Standby node using replication slot not visible in pg_stat_replication while catching up

Lists: pgsql-hackers
From: Michael Paquier <michael(dot)paquier(at)gmail(dot)com>
To: PostgreSQL mailing lists <pgsql-hackers(at)postgresql(dot)org>
Subject: Standby node using replication slot not visible in pg_stat_replication while catching up
Date: 2014-03-10 12:06:53
Message-ID: CAB7nPqRxLcBc7CAiYrOD3-gMLLJO12xnA-XRboGoVr_VEPqUxg@mail.gmail.com
Views: Raw Message | Whole Thread | Download mbox | Resend email
Lists: pgsql-hackers

Hi all,

I have been playing a bit with the replication slots, and I noticed a
weird behavior in such a scenario:
1) Create a master/slave cluster, and have slave use a replication slot
2) Stop the master
3) Create a certain amount of WAL, during my tests I played with 4~5GB of WAL
4) Restart the slave, it catches up with the WALs that master has
retained in pg_xlog.
I noticed that while the standby using the replication slot catches
up, it is not visible in pg_stat_replication on master. This makes
monitoring of the replication lag difficult to follow, particularly in
the case where the standby disconnects from the master. Once the
standby has caught up, it reappears once again in pg_stat_replication.
I didn't have a look at the code to see what is happening, but is this
behavior expected?
Regards,
--
Michael


From: Andres Freund <andres(at)2ndquadrant(dot)com>
To: Michael Paquier <michael(dot)paquier(at)gmail(dot)com>
Cc: PostgreSQL mailing lists <pgsql-hackers(at)postgresql(dot)org>
Subject: Re: Standby node using replication slot not visible in pg_stat_replication while catching up
Date: 2014-03-10 12:24:13
Message-ID: 20140310122413.GA27167@awork2.anarazel.de
Views: Raw Message | Whole Thread | Download mbox | Resend email
Lists: pgsql-hackers

Hi,

On 2014-03-10 21:06:53 +0900, Michael Paquier wrote:
> I have been playing a bit with the replication slots, and I noticed a
> weird behavior in such a scenario:
> 1) Create a master/slave cluster, and have slave use a replication slot
> 2) Stop the master
> 3) Create a certain amount of WAL, during my tests I played with 4~5GB of WAL
> 4) Restart the slave, it catches up with the WALs that master has
> retained in pg_xlog.
> I noticed that while the standby using the replication slot catches
> up, it is not visible in pg_stat_replication on master. This makes
> monitoring of the replication lag difficult to follow, particularly in
> the case where the standby disconnects from the master. Once the
> standby has caught up, it reappears once again in pg_stat_replication.
> I didn't have a look at the code to see what is happening, but is this
> behavior expected?

Does the use of replication slots actually alter the behaviour?
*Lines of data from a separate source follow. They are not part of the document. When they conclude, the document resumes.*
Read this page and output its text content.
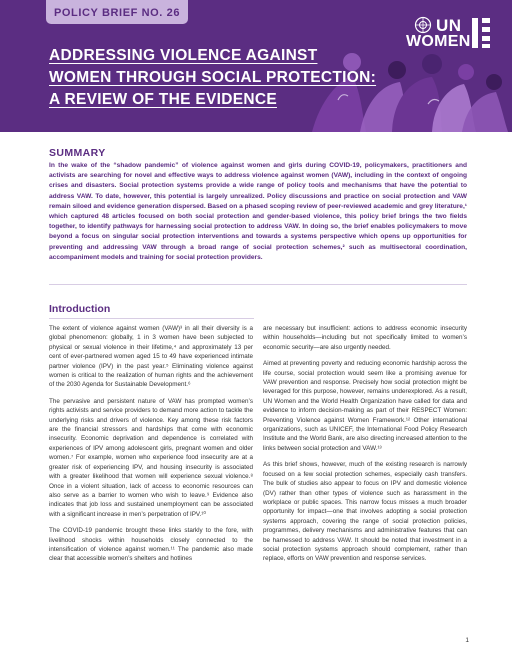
POLICY BRIEF NO. 26
ADDRESSING VIOLENCE AGAINST
WOMEN THROUGH SOCIAL PROTECTION:
A REVIEW OF THE EVIDENCE
UN
WOMEN
SUMMARY
In the wake of the “shadow pandemic” of violence against women and girls during COVID-19, policymakers, practitioners and activists are searching for novel and effective ways to address violence against women (VAW), including in the context of ongoing crises and disasters. Social protection systems provide a wide range of policy tools and mechanisms that have the potential to address VAW. To date, however, this potential is largely unrealized. Policy discussions and practice on social protection and VAW remain siloed and evidence generation dispersed. Based on a phased scoping review of peer-reviewed academic and grey literature,¹ which captured 48 articles focused on both social protection and gender-based violence, this policy brief brings the two fields together, to identify pathways for harnessing social protection to address VAW. In doing so, the brief enables policymakers to move beyond a focus on singular social protection interventions and towards a systems perspective which opens up opportunities for preventing and addressing VAW through a broad range of social protection schemes,² such as multisectoral coordination, accompaniment models and training for social protection providers.
Introduction

The extent of violence against women (VAW)³ in all their diversity is a global phenomenon: globally, 1 in 3 women have been subjected to physical or sexual violence in their lifetime,⁴ and approximately 13 per cent of ever-partnered women aged 15 to 49 have experienced intimate partner violence (IPV) in the past year.⁵ Eliminating violence against women is critical to the realization of human rights and the achievement of the 2030 Agenda for Sustainable Development.⁶

The pervasive and persistent nature of VAW has prompted women’s rights activists and service providers to demand more action to tackle the underlying risks and drivers of violence. Key among these risk factors are the financial stressors and hardships that come with economic insecurity. Economic deprivation and dependence is correlated with experiences of IPV among adolescent girls, pregnant women and older women.⁷ For example, women who experience food insecurity are at a greater risk of experiencing IPV, and housing insecurity is associated with a greater likelihood that women will experience sexual violence.⁸ Once in a violent situation, lack of access to economic resources can also serve as a barrier to women who wish to leave.⁹ Evidence also indicates that job loss and sustained unemployment can be associated with a significant increase in men’s perpetration of IPV.¹⁰

The COVID-19 pandemic brought these links starkly to the fore, with livelihood shocks within households closely connected to the intensification of violence against women.¹¹ The pandemic also made clear that accessible women’s shelters and hotlines

are necessary but insufficient: actions to address economic insecurity within households—including but not specifically limited to women’s economic security—are also urgently needed.

Aimed at preventing poverty and reducing economic hardship across the life course, social protection would seem like a promising avenue for VAW prevention and response. Precisely how social protection might be leveraged for this purpose, however, remains underexplored. As a result, UN Women and the World Health Organization have called for data and evidence to inform decision-making as part of their RESPECT Women: Preventing Violence against Women Framework.¹² Other international organizations, such as UNICEF, the International Food Policy Research Institute and the World Bank, are also directing increased attention to the links between social protection and VAW.¹³

As this brief shows, however, much of the existing research is narrowly focused on a few social protection schemes, especially cash transfers. The bulk of studies also appear to focus on IPV and domestic violence (DV) rather than other types of violence such as harassment in the workplace or public spaces. This narrow focus misses a much broader opportunity for impact—one that involves adopting a social protection systems approach, covering the range of social protection policies, programmes, delivery mechanisms and administrative features that can be harnessed to address VAW. It should be noted that investment in a social protection systems approach should complement, rather than replace, efforts on VAW prevention and response services.

1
I don't
see how the slot code could influence things to that degree here. Could
it be that it's just restoring code from the standby's pg_xlog or using
restore_command?

Greetings,

Andres Freund

--
Andres Freund http://www.2ndQuadrant.com/
PostgreSQL Development, 24x7 Support, Training & Services


From: Michael Paquier <michael(dot)paquier(at)gmail(dot)com>
To: Andres Freund <andres(at)2ndquadrant(dot)com>
Cc: PostgreSQL mailing lists <pgsql-hackers(at)postgresql(dot)org>
Subject: Re: Standby node using replication slot not visible in pg_stat_replication while catching up
Date: 2014-03-10 12:47:27
Message-ID: CAB7nPqQL++uAP=enVKMizwO=Y=mQHfVTCiT4rqGHc3mZUN2bkw@mail.gmail.com
Views: Raw Message | Whole Thread | Download mbox | Resend email
Lists: pgsql-hackers

On Mon, Mar 10, 2014 at 9:24 PM, Andres Freund <andres(at)2ndquadrant(dot)com> wrote:
> Hi,
>
> On 2014-03-10 21:06:53 +0900, Michael Paquier wrote:
>> I have been playing a bit with the replication slots, and I noticed a
>> weird behavior in such a scenario:
>> 1) Create a master/slave cluster, and have slave use a replication slot
>> 2) Stop the master
>> 3) Create a certain amount of WAL, during my tests I played with 4~5GB of WAL
>> 4) Restart the slave, it catches up with the WALs that master has
>> retained in pg_xlog.
>> I noticed that while the standby using the replication slot catches
>> up, it is not visible in pg_stat_replication on master. This makes
>> monitoring of the replication lag difficult to follow, particularly in
>> the case where the standby disconnects from the master. Once the
>> standby has caught up, it reappears once again in pg_stat_replication.
>> I didn't have a look at the code to see what is happening, but is this
>> behavior expected?
>
> Does the use of replication slots actually alter the behaviour? I don't
> see how the slot code could influence things to that degree here. Could
> it be that it's just restoring code from the standby's pg_xlog or using
> restore_command?
Sorry for the noise, I'm feeling stupid. Yes the standby was using a
restore_command so it recovered the WAL from archives before reporting
activity back to master.
--
Michael